Des critères pour le moins difficiles, non seulement à remplir, mais également à démontrer, pour des personnes sans statut légal. En effet, sans tampon sur le passeport ni permis de séjour, comment prouver dix ans de présence en Suisse à une autorité qui examine les dossiers au cas par cas? Comment démontrer son indépendance financière, alors que beaucoup de personnes sans statut travaillent sans contrat, et dans de mauvaises conditions de travail. Si l’on souhaite soutenir les personnes sans papiers, ne vaudrait-il pas mieux considérer que c’est leur régularisation qui permettra leur intégration et leur indépendance financière et non pas le contraire? 

Combien de personnes sans statut dans le canton de Neuchâtel seraient susceptibles de remplir, et de démontrer, ces critères? Si l’on souhaite soutenir les personnes sans papiers, ne vaudrait-il pas mieux considérer que c’est leur régularisation collective qui permettra leur intégration et leur indépendance financière et non pas le contraire? 

On peut enfin déplorer quelques légèretés textuelles prises par le postulat.

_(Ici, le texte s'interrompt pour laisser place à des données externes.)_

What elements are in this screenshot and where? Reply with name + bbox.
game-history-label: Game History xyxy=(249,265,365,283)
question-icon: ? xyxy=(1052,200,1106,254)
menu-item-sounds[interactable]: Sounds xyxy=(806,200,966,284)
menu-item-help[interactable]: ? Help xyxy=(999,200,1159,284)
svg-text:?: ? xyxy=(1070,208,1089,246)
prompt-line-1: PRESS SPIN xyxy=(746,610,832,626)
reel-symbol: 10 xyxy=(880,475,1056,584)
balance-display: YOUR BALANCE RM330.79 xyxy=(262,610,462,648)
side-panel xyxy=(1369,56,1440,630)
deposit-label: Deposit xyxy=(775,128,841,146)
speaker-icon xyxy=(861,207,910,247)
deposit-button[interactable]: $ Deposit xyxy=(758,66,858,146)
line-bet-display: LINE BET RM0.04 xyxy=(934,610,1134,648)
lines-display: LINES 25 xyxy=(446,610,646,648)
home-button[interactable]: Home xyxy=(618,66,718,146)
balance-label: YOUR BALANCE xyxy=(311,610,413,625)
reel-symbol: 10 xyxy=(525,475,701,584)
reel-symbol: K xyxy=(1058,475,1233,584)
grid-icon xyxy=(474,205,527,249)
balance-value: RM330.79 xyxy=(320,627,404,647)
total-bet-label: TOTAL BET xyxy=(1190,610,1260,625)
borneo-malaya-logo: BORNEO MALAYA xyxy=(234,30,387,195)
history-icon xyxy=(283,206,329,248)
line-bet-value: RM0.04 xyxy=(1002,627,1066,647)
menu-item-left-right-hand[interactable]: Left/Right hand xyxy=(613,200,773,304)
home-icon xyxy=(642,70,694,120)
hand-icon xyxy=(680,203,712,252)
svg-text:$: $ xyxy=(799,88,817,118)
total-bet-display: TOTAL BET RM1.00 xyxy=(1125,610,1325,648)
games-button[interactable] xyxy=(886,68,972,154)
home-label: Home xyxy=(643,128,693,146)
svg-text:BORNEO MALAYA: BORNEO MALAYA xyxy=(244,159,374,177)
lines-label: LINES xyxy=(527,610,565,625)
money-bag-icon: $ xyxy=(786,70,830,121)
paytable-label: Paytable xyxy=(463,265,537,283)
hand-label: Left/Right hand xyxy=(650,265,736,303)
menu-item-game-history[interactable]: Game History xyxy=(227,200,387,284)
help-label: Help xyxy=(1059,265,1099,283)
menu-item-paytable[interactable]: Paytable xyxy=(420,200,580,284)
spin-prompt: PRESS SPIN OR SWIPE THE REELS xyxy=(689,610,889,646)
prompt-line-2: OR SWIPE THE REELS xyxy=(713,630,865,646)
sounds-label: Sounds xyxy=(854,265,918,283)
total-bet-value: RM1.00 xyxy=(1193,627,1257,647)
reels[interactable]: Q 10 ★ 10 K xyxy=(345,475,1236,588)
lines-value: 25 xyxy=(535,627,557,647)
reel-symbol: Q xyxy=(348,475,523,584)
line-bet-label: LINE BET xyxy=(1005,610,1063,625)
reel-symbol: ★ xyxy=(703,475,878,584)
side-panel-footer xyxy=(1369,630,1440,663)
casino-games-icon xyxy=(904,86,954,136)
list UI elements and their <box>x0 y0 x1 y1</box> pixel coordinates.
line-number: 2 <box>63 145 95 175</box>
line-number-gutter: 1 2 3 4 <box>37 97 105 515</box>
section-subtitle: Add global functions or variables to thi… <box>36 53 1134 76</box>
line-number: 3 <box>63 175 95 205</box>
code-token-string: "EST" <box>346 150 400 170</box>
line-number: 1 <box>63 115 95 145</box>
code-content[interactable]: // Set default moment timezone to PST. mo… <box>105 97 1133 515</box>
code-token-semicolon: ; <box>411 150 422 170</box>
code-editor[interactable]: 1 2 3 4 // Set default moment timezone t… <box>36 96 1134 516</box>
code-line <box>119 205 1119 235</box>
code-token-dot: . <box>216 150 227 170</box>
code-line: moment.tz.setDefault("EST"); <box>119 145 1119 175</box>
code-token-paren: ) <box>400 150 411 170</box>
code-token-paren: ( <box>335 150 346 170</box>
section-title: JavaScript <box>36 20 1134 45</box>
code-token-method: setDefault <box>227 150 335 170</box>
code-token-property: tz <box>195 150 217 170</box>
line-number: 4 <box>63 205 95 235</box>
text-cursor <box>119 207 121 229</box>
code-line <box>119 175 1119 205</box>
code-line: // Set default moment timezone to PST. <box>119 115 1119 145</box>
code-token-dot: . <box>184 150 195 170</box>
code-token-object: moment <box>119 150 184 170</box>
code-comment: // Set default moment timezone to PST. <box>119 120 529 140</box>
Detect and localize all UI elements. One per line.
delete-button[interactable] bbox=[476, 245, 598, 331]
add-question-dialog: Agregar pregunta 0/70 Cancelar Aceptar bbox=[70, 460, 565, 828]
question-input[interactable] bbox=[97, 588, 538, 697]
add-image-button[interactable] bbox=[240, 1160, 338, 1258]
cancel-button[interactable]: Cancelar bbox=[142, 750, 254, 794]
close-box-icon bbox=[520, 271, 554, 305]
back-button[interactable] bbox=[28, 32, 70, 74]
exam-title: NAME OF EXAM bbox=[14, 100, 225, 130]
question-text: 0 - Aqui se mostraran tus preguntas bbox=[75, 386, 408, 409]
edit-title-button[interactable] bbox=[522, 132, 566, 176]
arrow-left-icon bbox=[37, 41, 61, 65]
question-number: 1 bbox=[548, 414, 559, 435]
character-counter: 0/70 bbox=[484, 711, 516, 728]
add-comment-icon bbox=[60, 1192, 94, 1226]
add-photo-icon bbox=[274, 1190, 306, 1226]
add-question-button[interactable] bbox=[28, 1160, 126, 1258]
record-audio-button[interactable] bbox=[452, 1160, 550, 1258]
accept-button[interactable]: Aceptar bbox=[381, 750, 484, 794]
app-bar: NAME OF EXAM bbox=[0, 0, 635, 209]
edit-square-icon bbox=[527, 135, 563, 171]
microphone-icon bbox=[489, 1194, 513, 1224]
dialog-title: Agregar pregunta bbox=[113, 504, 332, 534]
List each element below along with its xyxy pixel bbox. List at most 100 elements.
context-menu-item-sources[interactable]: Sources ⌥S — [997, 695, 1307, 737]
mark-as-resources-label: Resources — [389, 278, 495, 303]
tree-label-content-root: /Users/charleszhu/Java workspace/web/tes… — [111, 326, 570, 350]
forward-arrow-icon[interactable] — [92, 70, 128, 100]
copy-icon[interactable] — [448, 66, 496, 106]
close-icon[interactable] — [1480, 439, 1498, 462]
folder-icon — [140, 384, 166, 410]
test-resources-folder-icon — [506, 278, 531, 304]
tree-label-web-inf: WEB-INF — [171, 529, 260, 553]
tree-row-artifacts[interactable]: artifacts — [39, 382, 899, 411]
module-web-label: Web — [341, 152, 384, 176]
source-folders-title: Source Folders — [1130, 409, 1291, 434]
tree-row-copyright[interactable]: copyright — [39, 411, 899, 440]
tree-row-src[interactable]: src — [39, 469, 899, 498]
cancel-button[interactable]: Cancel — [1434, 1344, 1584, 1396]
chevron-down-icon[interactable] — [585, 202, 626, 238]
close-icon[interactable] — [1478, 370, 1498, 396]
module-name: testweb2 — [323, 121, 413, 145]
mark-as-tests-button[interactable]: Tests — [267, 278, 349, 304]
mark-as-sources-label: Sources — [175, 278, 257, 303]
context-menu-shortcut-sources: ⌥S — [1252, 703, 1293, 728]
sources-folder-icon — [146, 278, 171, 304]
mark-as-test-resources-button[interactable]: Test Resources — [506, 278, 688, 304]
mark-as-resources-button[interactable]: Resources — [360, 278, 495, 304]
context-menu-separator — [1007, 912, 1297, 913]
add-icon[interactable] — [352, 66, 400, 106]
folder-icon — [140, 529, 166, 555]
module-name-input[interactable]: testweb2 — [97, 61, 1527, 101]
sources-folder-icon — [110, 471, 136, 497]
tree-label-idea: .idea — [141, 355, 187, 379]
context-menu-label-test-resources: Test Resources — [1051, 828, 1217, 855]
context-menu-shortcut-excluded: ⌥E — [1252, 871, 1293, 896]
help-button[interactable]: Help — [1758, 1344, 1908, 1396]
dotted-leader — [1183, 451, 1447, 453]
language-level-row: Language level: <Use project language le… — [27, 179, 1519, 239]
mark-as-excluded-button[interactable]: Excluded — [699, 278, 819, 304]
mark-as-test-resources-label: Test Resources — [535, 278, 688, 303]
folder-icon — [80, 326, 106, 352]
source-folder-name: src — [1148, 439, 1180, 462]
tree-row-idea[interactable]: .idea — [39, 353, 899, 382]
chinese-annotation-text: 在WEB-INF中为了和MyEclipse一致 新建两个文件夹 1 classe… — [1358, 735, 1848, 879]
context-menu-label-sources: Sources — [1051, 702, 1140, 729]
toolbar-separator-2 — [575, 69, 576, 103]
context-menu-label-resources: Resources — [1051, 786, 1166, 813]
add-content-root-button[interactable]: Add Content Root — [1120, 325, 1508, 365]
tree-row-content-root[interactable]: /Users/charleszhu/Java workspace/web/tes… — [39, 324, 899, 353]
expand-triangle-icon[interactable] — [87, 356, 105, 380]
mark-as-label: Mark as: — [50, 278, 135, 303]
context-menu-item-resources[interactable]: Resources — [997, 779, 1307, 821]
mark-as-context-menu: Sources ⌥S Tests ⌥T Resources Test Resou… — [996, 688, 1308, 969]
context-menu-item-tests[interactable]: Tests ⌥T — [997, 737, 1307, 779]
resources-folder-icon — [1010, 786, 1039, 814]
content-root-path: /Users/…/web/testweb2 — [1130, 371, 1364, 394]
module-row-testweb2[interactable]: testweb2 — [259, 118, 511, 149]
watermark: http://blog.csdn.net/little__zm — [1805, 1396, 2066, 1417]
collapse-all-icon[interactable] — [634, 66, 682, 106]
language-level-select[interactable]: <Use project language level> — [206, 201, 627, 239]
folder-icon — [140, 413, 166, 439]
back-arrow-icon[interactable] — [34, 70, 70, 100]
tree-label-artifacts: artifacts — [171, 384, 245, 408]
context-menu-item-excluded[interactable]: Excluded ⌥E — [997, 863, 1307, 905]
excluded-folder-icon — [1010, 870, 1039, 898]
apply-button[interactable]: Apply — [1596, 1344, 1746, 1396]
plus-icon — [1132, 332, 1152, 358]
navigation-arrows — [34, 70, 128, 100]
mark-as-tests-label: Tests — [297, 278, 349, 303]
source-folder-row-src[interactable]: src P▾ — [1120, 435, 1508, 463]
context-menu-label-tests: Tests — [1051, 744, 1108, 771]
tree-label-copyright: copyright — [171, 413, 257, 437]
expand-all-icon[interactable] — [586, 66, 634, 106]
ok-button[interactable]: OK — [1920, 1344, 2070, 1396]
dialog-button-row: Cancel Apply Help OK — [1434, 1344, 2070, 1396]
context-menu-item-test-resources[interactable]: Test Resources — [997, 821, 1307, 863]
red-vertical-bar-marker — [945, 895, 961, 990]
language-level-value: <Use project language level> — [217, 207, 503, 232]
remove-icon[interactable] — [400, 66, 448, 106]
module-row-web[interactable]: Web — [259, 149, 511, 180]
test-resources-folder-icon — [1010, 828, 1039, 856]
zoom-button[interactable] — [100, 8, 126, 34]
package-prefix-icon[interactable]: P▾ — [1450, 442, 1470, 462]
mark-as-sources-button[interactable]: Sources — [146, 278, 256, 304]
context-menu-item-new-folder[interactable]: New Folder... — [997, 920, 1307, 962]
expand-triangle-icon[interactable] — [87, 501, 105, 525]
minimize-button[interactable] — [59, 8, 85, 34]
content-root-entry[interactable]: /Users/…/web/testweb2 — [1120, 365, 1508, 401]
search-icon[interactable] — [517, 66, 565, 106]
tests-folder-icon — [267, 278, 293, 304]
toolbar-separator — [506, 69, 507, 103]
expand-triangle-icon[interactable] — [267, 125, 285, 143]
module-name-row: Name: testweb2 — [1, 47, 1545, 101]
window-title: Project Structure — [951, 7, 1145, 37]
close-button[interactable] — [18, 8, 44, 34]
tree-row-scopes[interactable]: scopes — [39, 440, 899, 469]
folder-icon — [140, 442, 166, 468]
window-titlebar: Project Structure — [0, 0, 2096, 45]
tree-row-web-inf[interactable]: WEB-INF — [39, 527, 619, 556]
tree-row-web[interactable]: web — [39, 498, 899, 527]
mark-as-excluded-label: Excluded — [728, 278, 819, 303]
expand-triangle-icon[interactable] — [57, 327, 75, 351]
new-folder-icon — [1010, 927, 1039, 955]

Citons par exemple celle qui affirme que l’absence de statut légal vient de «diverses raisons liées à leur parcours de vie» et qui nie implicitement que la criminalisation de l’immigration extra-­européenne et les refus de titres de séjour de la part des autorités sont la cause de l’existence de sans-­papiers. 

Par ailleurs, le postulat parle de «lutter contre le travail au noir sur le territoire neuchâtelois». On ne peut qu’espérer que cette lutte ne se fera pas au détriment des personnes sans-papiers qui ne rempliraient pas les critères pour obtenir un titre de séjour. Une telle lutte deviendrait alors une chasse aux personnes qui travaillent de manière irrégulière – et non pas «illégale» comme l’affirme le postulat – et qui risqueraient l’expulsion hors de Suisse. 

Enfin, le postulat parle des conditions de travail déplorables des personnes sans statut qui exerceraient «une pression à la baisse sur les salaires neuchâtelois». Rappelons que ce n’est évidemment pas la précarité imposée aux travailleurs et travailleuses qui fait baisser les salaires, mais bien le patronat et son appétit féroce pour les bénéfices.